The CSIRO's bid to monetise its intellectual property incorporated in 802.11a wireless LAN technology has gained widespread publicity. Now a long-running battle by another Australian company to extract licence fees from manufacturers of asynchronous transfer mode technology could be in the spotlight following it gaining a US patent for a key component of all ATM products. Perth-based ASX-listed Ipernica (ASX: IPR - that this also stands for intellectual property rights is deliberate) announced on 8 January that the United States Patent and Trademark Office (USPTO) had issued it with a patent covering its Segmentation and Reassembly (SAR) technology.
It already holds patents for the technology in Germany, Canada, Australia and the United Kingdom and has for several years been engaged in court action in Germany against Siemens and Deutsche Telekom seeking to extract licence fees. However it has had no success to date, despite early announcements that it expected tens of million of dollars of licence revenue to flow into its coffers in the following year.
"The US patent represents a major addition to our SAR patent portfolio, since the US is home to many world leaders in the manufacture and sale of wide area network products, such as ATM telecommunications equipment", Graham Griffiths, Ipernica's managing director said...Securing this patent protection in the US for the SAR technology represents a significant company milestone and concludes what has been an ongoing process of more than 10 years. The rigorous process adopted by the USPTO gives us comfort that our SAR intellectual property rights are fully enforceable".
If Ipernica is ultimately successful in prosecuting its IPR claims the revenue potential would be enormous, and would be gained by retrospective application to ATM equipment already sold.
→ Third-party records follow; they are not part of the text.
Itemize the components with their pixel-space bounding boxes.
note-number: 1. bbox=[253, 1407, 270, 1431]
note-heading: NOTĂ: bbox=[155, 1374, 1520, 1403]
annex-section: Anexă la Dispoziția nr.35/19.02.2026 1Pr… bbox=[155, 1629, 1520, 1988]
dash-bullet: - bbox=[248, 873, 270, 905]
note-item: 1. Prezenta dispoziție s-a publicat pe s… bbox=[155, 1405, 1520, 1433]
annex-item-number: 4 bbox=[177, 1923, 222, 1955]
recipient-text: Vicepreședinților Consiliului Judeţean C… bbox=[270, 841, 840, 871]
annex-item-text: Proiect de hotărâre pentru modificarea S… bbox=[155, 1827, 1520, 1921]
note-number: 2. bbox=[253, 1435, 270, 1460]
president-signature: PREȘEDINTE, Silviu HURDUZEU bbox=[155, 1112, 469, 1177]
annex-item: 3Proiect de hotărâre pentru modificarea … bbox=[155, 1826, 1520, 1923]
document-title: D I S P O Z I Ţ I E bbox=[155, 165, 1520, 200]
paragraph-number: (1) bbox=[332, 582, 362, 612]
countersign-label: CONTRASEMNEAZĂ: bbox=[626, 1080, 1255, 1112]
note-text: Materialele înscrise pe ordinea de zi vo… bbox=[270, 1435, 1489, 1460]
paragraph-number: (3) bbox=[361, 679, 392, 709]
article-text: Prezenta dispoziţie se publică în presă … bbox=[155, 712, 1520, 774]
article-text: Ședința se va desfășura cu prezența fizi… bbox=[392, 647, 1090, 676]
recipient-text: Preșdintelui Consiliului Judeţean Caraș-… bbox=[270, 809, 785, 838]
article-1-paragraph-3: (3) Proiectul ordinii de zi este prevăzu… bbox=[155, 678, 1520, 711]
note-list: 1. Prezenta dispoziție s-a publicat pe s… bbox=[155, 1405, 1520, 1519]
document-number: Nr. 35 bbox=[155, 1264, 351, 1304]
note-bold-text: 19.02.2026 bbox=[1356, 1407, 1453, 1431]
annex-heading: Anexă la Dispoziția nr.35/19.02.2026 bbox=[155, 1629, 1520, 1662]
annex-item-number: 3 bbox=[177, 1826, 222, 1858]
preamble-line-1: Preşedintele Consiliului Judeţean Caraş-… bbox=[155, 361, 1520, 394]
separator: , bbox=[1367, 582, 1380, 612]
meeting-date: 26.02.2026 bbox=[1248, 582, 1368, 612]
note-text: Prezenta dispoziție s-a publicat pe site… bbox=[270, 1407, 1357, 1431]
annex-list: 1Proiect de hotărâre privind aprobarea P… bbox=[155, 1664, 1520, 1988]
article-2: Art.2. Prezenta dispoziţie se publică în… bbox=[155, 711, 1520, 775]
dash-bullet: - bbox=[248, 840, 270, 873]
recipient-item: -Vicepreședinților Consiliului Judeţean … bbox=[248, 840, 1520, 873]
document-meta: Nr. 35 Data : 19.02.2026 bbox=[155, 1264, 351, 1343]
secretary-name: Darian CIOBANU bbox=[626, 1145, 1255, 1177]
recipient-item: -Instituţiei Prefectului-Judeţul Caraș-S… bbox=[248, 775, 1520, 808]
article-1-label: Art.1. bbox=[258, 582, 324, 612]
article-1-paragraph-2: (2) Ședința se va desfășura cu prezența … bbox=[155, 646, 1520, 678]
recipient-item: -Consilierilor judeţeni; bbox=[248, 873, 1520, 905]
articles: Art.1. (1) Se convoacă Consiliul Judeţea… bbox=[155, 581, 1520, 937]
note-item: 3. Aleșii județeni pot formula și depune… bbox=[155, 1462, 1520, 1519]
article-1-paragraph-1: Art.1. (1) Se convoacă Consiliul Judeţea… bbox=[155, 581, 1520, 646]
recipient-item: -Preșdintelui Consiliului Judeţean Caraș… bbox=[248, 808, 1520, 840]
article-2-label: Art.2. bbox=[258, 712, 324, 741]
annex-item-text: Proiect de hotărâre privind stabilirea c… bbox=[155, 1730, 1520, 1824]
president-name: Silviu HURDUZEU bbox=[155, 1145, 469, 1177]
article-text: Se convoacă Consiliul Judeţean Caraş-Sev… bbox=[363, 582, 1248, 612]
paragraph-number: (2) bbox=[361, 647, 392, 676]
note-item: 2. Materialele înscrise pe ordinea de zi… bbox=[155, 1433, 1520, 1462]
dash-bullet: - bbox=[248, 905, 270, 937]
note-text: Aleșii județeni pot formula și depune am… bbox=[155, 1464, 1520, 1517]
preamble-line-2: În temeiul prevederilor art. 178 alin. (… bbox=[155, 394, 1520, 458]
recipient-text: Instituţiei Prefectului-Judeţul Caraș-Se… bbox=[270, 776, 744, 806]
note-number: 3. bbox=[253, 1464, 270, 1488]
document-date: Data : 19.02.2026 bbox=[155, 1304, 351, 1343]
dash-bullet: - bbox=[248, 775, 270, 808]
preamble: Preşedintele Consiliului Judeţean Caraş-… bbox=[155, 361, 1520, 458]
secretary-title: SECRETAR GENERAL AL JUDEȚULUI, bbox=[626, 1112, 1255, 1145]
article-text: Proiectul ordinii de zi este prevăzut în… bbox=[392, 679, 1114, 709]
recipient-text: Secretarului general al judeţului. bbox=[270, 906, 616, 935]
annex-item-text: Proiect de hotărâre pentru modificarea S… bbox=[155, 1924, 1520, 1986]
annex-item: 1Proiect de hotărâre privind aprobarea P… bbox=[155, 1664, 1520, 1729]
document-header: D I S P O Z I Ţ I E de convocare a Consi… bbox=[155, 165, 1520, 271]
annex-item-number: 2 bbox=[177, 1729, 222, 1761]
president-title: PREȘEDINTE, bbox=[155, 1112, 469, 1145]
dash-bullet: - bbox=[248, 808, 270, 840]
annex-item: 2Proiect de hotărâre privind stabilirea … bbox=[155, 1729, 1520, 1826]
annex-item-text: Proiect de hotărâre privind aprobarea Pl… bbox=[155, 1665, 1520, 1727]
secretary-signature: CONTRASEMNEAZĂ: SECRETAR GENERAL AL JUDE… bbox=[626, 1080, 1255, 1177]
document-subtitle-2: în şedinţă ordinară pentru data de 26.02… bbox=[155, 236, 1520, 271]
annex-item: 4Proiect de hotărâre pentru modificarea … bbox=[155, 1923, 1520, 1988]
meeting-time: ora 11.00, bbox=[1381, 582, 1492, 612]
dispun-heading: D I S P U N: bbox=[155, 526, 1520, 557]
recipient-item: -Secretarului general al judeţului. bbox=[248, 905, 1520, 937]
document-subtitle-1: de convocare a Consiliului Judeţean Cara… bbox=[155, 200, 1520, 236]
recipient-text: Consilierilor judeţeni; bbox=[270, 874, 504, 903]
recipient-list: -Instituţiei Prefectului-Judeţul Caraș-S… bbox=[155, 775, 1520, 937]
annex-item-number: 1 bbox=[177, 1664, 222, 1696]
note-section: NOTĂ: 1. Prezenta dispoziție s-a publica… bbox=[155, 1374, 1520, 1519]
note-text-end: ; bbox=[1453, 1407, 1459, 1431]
The patent would be back-dated to 1991 and would expire in 2008. However it would cover the most important period in ATM usage: the technology, still the core of telco transmission networks is now being phased out in favour of Internet protocol systems.
When queried about the patents, Griffiths told iTWire: "We are talking about a patent family, all with the 1991 priority date, and extending through 2008. So we have coverage over the important period when ATM deployment peaked, although as we near the end of patent life, Internet Protocol based networks increasingly are replacing carrier ATM networks."